- Born: 1770
- Died: 19 October 1844 (aged 73–74)
- Occupation: Painter

= John Dunthorne =

British painter (1770–1844)

John Dunthorne (1770 – 19 October 1844) was a British painter.

==Biography==
Dunthorne was a plumber and glazier in the village of East Bergholt, Suffolk. He was an intelligent man, and devoted all his spare time to painting landscapes. His cottage was close to the house of Golding Constable, and the latter's son, John Constable, early formed an intimacy with Dunthorne, and it was in Dunthorne's little house, and in his companionship, that Constable laid the foundations of his future great career as a landscape-painter. Dunthorne continued to live at East Bergholt until his death, on 19 October 1844, at the age of seventy-four. By his wife Hannah he had four children, the third of whom was John Dunthorne, jun. (1798–1832), born at East Bergholt 19 April 1798, and baptised there 3 June. Constable's attachment to the elder Dunthorne was extended in an even greater manner to the son. Young Dunthorne became Constable's constant companion and assistant, and in the latter capacity proved very useful to him.

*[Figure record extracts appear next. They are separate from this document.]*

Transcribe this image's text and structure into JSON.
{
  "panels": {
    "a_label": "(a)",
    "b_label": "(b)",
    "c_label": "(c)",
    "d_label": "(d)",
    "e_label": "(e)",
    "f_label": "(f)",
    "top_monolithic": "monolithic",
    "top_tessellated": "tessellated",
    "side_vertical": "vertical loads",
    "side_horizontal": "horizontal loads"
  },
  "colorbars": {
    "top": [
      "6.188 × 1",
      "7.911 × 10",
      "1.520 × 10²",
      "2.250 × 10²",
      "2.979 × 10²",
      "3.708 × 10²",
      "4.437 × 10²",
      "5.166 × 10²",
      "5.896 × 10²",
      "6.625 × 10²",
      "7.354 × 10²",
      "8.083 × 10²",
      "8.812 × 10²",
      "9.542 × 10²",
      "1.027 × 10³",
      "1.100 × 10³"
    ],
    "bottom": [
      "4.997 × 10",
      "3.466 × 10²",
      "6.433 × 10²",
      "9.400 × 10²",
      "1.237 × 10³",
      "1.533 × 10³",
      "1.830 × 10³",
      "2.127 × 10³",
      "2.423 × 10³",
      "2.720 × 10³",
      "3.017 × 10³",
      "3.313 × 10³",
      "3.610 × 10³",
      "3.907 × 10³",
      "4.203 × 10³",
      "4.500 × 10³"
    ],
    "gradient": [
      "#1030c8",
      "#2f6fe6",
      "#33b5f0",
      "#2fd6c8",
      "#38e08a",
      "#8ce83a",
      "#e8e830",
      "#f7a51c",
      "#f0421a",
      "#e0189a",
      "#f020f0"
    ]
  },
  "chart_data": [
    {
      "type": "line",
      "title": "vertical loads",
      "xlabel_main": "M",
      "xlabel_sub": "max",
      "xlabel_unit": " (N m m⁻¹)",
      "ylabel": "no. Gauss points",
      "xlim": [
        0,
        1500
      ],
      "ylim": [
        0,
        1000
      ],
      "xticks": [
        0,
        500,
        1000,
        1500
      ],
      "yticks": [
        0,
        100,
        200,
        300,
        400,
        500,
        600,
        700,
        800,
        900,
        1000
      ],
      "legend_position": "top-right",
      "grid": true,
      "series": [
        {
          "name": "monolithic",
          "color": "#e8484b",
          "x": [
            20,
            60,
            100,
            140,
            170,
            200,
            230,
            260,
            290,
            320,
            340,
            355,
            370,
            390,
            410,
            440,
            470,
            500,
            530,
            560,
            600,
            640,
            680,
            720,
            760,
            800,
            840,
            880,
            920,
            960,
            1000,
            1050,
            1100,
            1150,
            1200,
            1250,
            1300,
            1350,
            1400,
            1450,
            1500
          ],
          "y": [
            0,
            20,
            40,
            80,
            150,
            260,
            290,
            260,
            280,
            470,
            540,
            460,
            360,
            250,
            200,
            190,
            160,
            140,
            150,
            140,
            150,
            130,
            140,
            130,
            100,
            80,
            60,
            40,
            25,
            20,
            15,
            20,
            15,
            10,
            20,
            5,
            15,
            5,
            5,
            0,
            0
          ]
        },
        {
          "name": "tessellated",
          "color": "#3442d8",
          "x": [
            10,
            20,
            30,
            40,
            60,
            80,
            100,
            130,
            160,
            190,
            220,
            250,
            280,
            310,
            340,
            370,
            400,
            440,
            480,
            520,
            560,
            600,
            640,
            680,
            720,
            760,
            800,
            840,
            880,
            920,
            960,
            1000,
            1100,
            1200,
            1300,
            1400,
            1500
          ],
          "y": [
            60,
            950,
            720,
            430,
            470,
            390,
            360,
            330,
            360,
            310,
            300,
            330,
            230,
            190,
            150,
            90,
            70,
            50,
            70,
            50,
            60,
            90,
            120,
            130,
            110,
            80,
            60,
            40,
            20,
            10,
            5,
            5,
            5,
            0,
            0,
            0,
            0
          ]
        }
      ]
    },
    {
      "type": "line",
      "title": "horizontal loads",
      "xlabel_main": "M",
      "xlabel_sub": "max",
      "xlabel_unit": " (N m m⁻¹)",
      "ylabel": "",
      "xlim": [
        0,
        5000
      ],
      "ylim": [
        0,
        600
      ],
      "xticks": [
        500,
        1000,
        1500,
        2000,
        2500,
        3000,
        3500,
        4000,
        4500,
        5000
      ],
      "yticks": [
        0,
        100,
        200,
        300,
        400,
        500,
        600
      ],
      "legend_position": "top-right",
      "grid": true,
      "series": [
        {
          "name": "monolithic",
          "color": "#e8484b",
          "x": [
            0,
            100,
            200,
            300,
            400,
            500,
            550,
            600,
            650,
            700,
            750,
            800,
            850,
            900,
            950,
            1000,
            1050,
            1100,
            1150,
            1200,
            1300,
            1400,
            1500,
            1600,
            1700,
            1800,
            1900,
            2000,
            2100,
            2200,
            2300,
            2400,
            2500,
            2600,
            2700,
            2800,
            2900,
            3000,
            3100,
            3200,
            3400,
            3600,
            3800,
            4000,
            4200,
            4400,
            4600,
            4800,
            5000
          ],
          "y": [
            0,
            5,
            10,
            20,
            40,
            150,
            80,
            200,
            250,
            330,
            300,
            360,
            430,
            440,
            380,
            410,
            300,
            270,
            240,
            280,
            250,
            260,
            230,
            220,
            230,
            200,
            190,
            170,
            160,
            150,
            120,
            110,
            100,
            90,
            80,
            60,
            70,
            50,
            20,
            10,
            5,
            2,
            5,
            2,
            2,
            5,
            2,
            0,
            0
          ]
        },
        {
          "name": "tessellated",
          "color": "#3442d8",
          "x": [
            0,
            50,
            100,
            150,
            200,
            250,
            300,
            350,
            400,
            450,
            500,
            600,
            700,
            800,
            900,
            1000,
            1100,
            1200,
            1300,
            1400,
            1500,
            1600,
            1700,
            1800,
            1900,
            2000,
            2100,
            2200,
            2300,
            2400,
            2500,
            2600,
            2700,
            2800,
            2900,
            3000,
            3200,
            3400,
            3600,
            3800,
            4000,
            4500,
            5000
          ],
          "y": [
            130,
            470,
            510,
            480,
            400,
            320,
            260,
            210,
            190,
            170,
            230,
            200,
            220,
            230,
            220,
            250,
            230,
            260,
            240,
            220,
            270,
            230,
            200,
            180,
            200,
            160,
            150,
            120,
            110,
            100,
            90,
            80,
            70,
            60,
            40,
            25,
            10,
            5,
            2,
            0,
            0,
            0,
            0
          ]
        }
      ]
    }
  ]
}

He was possessed also of considerable mathematical and mechanical ingenuity, and was highly esteemed by all who knew him. He painted landscapes on his own account, and contributed to the Royal Academy exhibitions from 1827 to 1832, and occasionally to the British Institution. In 1832, however, he suffered from disease of the heart, which caused his death early in November of that year at East Bergholt, where he was buried. There were also two artists of the name of John Dunthorne, father and son, who lived at Colchester, and contributed small genre pictures to the Royal Academy exhibitions from 1783 to 1792. Some of these were engraved in stipple by E. Scott and others. The younger Dunthorne is said to have died young, and to have shown much ability.